My husband died 13 days ago. He was 38 years old and in great health. He was coming back from a work conference on a Thursday afternoon and banged his knee with his suitcase, tearing his ACL and meniscus. By Monday night, unbeknownst to us, he had formed a huge blood clot in the leg and experienced a saddle embolus, which he survived but mistook as a panic attack. We went to the hospital Tuesday morning, and they apprised us of the situation. They put him on blood thinners, but he'd survived, his vitals and breathing were normal, and both my husband and I thought we'd caught it and gotten lucky. Wednesday evening, he felt good until it shifted suddenly and he was probably dead in a matter of five minutes, though I watched them work on him for 30.
I cried over his body until I couldn't anymore. Then I made the phone calls in the room next to him, packed up our stuff while they tagged and bagged him, and then had a friend drive me home. Since then, I've been collecting passwords, tracking down credit cards, responding to facebook, planning the funeral, scraping together money for obituaries, and generally handling our business.
I'm functional and I hate it. People keep telling me how strong I am and how proud they are of me, but I don't feel anything and it feels like a betrayal. That's not entirely true... sometimes I feel a flash of deep, black tar guilt about all the ways I was a bad wife. Sometimes I feel painful stabs of regret that I didn't think harder about asking about sperm recovery in time. He was 38, I am 34, and we'd planned to start a family in May after he'd had laparoscopic hernia surgery. He was excited about it. Sometimes I cry because of how terrible I feel about how little I've cried and how productive and functional I have been.
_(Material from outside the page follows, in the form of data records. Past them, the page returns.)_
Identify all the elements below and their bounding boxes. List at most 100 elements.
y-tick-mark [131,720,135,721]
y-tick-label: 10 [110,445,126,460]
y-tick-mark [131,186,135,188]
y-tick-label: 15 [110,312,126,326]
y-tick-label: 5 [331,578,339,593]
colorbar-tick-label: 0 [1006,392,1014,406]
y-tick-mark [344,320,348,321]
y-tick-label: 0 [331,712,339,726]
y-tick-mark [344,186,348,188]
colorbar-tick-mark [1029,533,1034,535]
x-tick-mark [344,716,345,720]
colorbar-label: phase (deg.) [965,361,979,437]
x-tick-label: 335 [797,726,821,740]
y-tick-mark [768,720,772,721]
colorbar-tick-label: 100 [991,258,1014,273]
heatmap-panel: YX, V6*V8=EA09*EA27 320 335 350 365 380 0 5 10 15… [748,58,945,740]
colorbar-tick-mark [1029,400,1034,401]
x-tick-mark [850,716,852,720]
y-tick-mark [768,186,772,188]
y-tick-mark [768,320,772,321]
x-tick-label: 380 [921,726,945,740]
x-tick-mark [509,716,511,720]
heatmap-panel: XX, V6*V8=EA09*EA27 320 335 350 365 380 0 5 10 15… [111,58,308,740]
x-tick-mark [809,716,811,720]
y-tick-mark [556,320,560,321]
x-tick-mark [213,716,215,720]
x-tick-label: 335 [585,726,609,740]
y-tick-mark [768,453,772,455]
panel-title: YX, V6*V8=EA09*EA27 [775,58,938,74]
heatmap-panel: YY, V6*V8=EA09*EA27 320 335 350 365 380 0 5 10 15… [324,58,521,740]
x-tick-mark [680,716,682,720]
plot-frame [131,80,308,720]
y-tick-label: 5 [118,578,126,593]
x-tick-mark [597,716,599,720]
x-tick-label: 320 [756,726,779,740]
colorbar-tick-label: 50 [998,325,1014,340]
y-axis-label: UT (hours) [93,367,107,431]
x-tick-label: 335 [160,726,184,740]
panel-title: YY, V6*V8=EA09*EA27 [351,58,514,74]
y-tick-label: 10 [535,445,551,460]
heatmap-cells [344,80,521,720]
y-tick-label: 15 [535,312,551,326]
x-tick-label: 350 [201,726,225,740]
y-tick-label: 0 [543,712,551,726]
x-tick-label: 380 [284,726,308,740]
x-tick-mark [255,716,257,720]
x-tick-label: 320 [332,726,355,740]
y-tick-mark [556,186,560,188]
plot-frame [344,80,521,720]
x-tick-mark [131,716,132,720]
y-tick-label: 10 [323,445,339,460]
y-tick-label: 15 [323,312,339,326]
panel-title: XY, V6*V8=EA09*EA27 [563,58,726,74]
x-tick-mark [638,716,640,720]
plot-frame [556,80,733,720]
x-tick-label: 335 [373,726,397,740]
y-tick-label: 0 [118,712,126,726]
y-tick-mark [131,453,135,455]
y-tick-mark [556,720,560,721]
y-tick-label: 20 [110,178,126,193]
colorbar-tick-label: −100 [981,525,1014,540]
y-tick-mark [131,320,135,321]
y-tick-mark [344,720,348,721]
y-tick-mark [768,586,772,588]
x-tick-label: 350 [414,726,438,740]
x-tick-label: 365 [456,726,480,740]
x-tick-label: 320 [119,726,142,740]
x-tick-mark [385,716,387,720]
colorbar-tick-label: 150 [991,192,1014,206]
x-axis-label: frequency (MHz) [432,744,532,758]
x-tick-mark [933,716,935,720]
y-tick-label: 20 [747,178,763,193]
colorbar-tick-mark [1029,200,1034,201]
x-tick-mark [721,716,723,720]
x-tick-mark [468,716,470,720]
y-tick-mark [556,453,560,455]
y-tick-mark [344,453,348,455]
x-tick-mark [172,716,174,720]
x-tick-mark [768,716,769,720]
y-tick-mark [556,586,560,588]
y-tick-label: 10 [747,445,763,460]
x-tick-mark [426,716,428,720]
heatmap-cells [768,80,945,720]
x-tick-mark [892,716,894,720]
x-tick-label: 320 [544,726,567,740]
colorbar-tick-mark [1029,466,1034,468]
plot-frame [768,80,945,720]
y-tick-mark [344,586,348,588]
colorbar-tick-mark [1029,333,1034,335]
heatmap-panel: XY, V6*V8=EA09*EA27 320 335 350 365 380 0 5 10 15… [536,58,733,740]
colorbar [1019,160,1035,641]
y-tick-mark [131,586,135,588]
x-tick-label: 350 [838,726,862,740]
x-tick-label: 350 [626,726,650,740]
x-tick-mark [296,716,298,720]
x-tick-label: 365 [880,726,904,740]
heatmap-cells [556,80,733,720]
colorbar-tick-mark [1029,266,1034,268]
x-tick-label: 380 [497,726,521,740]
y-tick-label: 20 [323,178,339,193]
How little it feels like it matters to my life that he's dead.
People tell me I'm still in shock and/or numbness, but when I read about being in shock or numbness, it doesn't describe me. I have people around me to help, but there's so little for them to do. They keep waiting for me to crumple into a ball of depression so they help me, but I'm still functional - I donated his tissues, shopped 3 funeral homes, met with lawyers, crunched spreadsheets of our assets and liabilities, made most of the funeral arrangements myself, cared for our dogs, done my own laundry, helped my in-laws make travel arrangements, blah blah blah. I'm sleeping normally. My appetite is returning to normal.
I'm not emotionally disconnected. I smile or laugh at things that are funny. I had a fight with my brother. Every now and then it feels briefly like I'm grief-constipated. I see something or hear something and I well up like I'm going to cry. I think "Here's my grief. I do miss him. I knew I did." and then it subsides before it takes hold. I keep thinking about my future, will I marry again? Will I every have the children I want SO BADLY? How? I worry that I didn't actually love him. That I wasn't as invested in our marriage as I fooled myself into thinking. I wish I was a lump of tears in bed so I knew my love for him was real.